Naqvi did not deny Ontario’s proposed bill is more far-reaching than the bubble zone laws currently in force in British Columbia, Newfoundland, and Quebec.
“We like to think we are leading in the country,” he told reporters.
The Liberals promised bubble zone legislation back in May after Ottawa mayor Jim Watson requested it.
Watson, in turn, had been lobbied by staff at the Ottawa Morgentaler abortion center and Planned Parenthood.
Their allegations that pro-life witnesses were harassing women coming into the facility and police were turning a blind eye were amplified by a sympathetic media.
Naqvi repeated the pro-abortion created narrative at Wednesday’s press conference.
“We have heard reports that anti-abortion protests have increased across the province.

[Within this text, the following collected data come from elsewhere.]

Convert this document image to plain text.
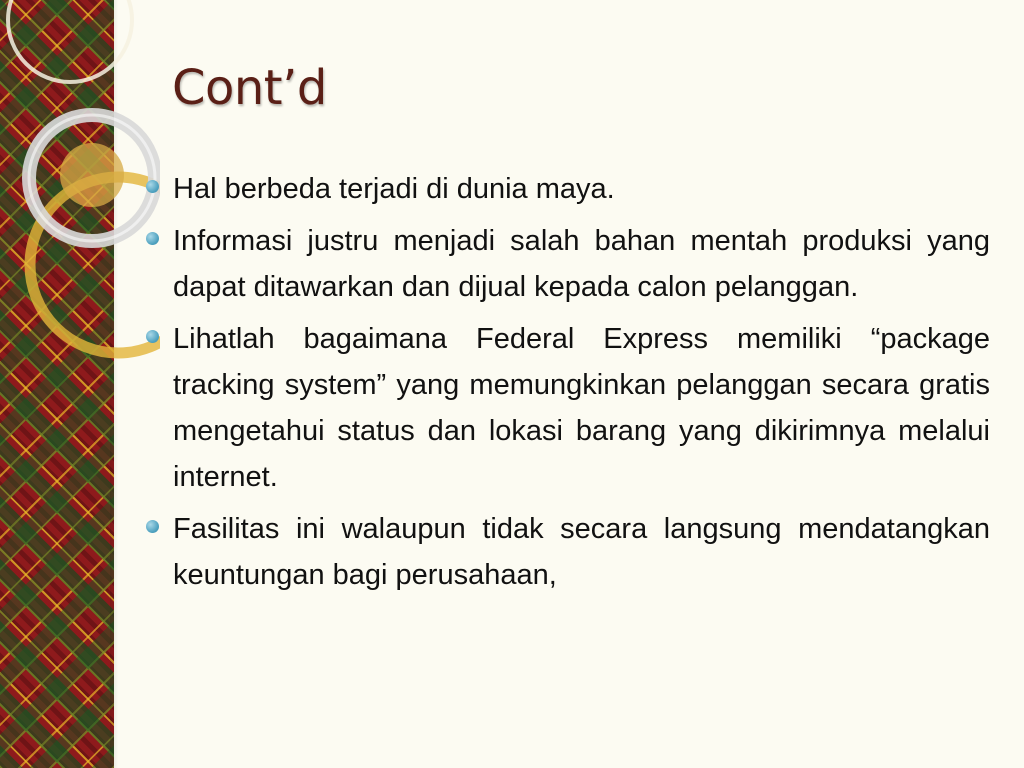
Cont’d
Hal berbeda terjadi di dunia maya.
Informasi justru menjadi salah bahan mentah produksi yang dapat ditawarkan dan dijual kepada calon pelanggan.
Lihatlah bagaimana Federal Express memiliki “package tracking system” yang memungkinkan pelanggan secara gratis mengetahui status dan lokasi barang yang dikirimnya melalui internet.
Fasilitas ini walaupun tidak secara langsung mendatangkan keuntungan bagi perusahaan,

In my hometown of Ottawa, protests at the Morgentaler clinic have reportedly escalated,” he said.
Naqvi mentioned twice that he’d heard a woman had been “spat on” outside Ottawa’s Morgentaler abortion facility.
But Ottawa pro-life witness Cyril Winter, 69, told LifeSiteNews in an earlier interview the allegations against pro-lifers were “vicious, lying and libelous.”
And the media had it backward about who’s a threat to whom, Winter said. “I get harassed all the time. And these articles have unleashed a torrent of abuse.”
Despite there being bubble zones injunction already in place at various abortion clinics, Naqvi told reporters that the new law will offer “universal protection for all abortion clinics across the province” and at the “homes of abortion service providers.”
As for enforcing the far-reaching bill, the proposed law’s regulations will include demarcation lines of the zones for the eight “dedicated” abortion centers, so people will know to “govern themselves accordingly,” Naqvi said.
The ministry already has plans for working with police forces across the province to instruct them on enforcing the proposed bill, he said.